Thich Quang Do added, “I am sad and ashamed for my country. There is not a modicum of humanity, courtesy, or civilization left under this regime. The Communists are a bunch of hooligans....That is why democracy and freedom are absolutely vital. They are the medicine that we need to save our lives.”

==Award to Kim Dae-jung==
South Korean president Kim Dae-jung was chosen to win the 2000 Rafto Award for his work on behalf of North Korens, even though it was widely felt that Dae-jung was far less deserving than activist Benjamin Yoon. It has been claimed that the choice was the result of external pressure by individuals who also managed to persuade the Nobel Peace Prize committee to honor Dae-jung only weeks later. Jebsen has admitted that the Rafto Foundation's actions in this matter were “controversial.”

==Uighur cases==
When it was reported in 2010 that Alim Abdiriyim, the son of Rafto Prize winner Rabiya Kadeer, was being tortured in a Chinese prison, Jebsen announced: “We have to tell the world that this is happening.... Thousands of Uighurs are sitting in prison, subjected to torture, or risking capital punishment.” In 2005, when Kadeer had been sent into exile in the U.S., she had been warned by Chinese authorities that revenge would be taken on her family if she continued to speak out about the mistreatment of Uighurs by the Beijing government.
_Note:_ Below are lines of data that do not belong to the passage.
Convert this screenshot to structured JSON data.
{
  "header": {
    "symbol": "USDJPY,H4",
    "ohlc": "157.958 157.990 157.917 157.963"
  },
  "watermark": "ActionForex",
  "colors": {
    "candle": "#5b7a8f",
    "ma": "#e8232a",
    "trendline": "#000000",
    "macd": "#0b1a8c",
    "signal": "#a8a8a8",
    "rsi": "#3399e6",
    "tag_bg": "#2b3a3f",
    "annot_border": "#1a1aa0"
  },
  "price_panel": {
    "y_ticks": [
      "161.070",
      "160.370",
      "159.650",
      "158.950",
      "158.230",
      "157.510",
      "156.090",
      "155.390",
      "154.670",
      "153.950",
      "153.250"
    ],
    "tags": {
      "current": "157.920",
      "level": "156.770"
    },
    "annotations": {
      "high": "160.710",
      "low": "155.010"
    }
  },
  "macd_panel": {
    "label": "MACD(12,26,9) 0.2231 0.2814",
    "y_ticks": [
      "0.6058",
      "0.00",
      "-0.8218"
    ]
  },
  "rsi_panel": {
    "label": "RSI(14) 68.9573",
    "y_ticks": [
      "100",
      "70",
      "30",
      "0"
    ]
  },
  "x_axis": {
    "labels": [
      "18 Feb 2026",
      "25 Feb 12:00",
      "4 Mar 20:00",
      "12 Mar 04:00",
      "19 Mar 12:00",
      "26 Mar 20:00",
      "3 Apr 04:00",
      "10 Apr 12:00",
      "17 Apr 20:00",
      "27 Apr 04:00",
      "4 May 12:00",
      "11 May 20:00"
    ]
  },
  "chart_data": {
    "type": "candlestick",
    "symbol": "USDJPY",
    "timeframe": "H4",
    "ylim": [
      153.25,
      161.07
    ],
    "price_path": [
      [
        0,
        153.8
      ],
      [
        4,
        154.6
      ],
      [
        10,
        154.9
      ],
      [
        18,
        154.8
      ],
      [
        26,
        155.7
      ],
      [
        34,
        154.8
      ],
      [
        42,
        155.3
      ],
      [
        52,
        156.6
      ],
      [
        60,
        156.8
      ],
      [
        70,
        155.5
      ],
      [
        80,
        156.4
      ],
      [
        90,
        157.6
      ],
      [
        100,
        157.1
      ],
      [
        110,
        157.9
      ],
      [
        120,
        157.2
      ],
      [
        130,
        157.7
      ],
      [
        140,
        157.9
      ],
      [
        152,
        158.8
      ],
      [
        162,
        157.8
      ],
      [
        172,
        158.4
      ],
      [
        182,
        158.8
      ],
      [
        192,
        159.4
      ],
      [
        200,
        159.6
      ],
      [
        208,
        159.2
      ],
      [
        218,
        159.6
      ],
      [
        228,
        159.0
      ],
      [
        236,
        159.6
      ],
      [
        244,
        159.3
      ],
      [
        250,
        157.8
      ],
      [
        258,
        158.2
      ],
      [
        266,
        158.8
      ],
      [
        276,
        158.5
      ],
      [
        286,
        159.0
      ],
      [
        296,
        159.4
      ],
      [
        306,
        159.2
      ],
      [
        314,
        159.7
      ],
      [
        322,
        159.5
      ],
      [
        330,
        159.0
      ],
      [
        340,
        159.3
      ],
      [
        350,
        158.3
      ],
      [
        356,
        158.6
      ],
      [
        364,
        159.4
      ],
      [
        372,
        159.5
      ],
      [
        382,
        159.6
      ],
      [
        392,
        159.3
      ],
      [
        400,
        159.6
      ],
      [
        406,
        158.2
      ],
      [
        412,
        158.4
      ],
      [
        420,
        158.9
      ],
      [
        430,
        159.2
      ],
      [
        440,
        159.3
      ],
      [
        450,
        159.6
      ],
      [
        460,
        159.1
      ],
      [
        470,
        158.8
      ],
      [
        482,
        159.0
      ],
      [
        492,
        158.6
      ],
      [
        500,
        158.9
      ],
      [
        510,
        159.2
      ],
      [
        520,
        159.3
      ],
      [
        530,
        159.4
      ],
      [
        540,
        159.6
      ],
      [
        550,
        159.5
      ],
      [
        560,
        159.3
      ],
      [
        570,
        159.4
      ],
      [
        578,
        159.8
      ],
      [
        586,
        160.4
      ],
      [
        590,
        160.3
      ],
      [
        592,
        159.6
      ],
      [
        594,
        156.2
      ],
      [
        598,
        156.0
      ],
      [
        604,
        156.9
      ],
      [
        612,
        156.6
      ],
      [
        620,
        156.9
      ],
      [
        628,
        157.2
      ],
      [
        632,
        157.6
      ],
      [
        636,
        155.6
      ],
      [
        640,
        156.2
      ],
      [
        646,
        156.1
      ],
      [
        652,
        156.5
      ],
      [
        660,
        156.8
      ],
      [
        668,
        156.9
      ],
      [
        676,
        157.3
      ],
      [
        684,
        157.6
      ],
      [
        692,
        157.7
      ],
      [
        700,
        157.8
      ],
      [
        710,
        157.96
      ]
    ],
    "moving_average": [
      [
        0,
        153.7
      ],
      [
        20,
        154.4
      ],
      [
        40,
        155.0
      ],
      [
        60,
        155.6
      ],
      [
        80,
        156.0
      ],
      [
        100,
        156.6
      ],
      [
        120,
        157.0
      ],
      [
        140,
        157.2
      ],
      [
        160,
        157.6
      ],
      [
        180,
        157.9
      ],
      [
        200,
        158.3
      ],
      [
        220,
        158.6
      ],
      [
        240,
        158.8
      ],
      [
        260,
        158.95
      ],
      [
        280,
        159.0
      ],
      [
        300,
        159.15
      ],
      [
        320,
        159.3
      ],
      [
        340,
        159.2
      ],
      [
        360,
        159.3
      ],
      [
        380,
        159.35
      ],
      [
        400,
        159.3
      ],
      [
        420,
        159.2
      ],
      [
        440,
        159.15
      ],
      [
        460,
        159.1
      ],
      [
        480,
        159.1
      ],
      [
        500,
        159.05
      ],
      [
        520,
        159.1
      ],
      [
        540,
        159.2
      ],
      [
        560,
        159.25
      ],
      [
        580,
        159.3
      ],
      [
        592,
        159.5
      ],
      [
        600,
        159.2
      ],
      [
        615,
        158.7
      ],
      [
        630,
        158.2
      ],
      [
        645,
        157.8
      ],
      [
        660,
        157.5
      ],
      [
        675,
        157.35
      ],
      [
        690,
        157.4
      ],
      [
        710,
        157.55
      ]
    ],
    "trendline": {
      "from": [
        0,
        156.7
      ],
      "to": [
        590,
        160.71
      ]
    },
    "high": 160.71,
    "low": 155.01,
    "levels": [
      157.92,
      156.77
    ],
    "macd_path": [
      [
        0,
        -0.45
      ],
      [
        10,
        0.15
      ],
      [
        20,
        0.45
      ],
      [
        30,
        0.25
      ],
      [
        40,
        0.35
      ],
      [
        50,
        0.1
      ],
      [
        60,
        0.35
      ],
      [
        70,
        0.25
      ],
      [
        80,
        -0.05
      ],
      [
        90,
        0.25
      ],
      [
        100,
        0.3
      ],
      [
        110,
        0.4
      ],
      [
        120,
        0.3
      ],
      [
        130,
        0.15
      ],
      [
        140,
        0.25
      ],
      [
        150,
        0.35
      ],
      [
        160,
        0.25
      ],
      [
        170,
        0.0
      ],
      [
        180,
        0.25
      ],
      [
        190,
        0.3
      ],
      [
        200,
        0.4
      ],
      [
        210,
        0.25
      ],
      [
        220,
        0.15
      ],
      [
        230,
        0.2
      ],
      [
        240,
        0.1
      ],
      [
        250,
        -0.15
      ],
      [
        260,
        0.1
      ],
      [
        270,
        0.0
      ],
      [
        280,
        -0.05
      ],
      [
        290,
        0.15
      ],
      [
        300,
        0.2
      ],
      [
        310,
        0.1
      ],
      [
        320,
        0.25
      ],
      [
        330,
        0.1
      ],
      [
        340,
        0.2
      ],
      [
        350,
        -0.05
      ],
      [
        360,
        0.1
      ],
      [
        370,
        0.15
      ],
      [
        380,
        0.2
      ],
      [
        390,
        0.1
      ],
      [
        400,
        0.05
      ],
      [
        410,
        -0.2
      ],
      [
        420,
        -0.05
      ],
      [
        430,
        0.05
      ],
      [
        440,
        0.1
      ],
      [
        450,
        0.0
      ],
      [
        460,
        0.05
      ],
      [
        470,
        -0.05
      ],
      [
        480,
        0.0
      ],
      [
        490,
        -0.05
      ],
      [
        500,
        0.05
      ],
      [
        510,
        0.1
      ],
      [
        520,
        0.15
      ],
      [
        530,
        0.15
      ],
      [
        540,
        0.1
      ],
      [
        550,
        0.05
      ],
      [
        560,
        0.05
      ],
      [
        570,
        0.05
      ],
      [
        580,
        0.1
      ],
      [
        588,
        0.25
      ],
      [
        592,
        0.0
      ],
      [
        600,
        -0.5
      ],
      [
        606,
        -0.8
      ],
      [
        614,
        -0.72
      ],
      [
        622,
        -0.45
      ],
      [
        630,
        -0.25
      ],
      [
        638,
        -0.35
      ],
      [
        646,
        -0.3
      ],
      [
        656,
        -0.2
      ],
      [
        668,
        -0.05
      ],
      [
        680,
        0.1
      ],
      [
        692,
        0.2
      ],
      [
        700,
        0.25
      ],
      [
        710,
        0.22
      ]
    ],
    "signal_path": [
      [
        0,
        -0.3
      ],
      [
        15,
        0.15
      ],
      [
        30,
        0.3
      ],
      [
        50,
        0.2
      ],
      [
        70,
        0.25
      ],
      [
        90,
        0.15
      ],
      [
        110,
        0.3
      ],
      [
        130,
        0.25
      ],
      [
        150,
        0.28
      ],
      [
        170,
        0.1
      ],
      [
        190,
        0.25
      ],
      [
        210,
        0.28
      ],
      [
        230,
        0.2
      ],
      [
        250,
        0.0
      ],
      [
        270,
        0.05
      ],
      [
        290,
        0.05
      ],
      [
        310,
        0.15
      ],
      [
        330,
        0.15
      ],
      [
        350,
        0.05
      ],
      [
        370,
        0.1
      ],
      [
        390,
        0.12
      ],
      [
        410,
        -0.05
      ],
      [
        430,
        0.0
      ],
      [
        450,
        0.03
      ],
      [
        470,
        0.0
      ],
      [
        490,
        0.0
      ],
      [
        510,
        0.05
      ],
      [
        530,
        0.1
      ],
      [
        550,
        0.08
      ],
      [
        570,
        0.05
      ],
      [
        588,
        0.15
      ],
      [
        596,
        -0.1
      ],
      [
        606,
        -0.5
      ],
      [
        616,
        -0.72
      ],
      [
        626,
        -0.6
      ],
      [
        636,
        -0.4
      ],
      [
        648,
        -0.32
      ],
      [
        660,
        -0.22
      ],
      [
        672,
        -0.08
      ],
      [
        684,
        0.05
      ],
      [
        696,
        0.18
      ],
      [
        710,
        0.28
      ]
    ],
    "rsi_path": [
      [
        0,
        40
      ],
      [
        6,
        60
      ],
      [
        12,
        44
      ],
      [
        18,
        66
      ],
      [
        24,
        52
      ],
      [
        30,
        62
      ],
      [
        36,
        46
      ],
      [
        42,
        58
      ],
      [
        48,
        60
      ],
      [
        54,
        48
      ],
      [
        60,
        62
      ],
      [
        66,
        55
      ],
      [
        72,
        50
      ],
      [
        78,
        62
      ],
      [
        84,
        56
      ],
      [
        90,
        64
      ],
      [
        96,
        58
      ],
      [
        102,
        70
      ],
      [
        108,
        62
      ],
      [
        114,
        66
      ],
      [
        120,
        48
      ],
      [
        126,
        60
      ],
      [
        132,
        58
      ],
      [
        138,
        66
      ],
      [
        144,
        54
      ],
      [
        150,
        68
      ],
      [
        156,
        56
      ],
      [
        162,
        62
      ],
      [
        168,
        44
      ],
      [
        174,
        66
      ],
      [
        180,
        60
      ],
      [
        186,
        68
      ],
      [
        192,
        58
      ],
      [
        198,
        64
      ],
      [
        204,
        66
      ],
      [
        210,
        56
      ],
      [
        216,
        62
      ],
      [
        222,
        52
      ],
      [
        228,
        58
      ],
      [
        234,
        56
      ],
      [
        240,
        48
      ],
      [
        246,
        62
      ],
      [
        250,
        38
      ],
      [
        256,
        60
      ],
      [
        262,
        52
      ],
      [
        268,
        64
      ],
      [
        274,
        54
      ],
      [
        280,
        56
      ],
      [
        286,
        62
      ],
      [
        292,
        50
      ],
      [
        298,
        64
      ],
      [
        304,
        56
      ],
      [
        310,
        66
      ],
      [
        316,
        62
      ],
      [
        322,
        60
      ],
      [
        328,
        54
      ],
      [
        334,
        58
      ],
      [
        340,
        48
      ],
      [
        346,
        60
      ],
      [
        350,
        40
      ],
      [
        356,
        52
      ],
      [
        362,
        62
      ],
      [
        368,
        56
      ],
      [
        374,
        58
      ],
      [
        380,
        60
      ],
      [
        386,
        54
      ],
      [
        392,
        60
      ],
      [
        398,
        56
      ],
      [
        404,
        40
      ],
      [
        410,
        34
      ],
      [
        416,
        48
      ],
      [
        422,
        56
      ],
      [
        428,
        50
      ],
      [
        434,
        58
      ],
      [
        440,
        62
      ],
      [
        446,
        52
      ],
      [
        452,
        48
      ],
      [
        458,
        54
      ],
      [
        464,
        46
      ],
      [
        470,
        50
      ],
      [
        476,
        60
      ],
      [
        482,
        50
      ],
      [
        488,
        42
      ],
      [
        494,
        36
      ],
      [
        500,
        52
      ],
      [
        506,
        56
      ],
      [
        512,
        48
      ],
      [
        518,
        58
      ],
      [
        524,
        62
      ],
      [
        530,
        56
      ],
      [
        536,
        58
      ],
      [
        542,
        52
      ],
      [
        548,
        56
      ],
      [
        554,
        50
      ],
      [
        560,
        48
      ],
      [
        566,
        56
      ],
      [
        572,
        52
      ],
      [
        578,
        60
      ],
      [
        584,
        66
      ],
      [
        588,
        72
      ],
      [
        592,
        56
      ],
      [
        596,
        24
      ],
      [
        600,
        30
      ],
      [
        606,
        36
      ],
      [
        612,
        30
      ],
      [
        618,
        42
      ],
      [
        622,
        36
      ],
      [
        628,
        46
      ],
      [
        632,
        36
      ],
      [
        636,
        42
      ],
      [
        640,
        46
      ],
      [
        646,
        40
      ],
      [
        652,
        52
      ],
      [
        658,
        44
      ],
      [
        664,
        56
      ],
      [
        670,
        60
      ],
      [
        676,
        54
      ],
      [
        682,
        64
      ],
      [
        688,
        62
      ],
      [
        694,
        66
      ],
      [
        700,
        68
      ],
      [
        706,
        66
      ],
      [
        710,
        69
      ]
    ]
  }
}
In 2014 the Rafto Foundation called for the immediate release of Uighur scholar Ilham Tohti, who had been taken into custody by Beijing police. “The Rafto Foundation is condemning the detention of Professor Tohti and urge China to reveal his whereabouts, treat him humanely and ultimately release him from custody,” said Jebsen.

==Haakon and Azerbaijan==
When it was announced that Norwegian Crown Prince Haakon planned to visit Azerbaijan in June 2011 to attend an oil conference, Jebsen joined counterparts at the Human Rights House Foundation and the Helsinki Committee in writing a letter to Haakon to urge that he cancel his trip, which they saw as “an unfortunate signal...to provide undeserved recognition to the regime of President Aliyev.”

==Dubai rape case==
After Norwegian citizen Marte Deborah Dalelv was raped in Dubai in 2013, she reported the crime and ended up with a prison sentence of one year and four months. After being subjected to massive international media coverage and pressure from the Norwegian Foreign Ministry, Dubai flew her home. In advance of her return to Norway, Jebsen urged that Norway continue to pressure Dubai. “The fact that she was pardoned means that somebody has been generous and forgiven her, as if there is something to forgive. This is totally earth-shattering,” Jebsen told TV2 News. She also reacted to the fact that Norwegian prime minister Jens Stoltenberg had thanked the emir of Dubai, who is also prime minister of the United Arab Emirates, for releasing Dalelv. Jebsen called this “deeply problematic,” given that the emir “represents a regime that violates women's rights in a rough and brutal way.” She said that the problem with Dubai and similar regimes remained, and that this episode had been a “wake-up call,” a reminder of the need to fight for women's rights in areas governed under sharia law.

==Personal life==
She is married to Arne Liljedahl Lynngård, who was also an official at the Rafto Foundation for several years.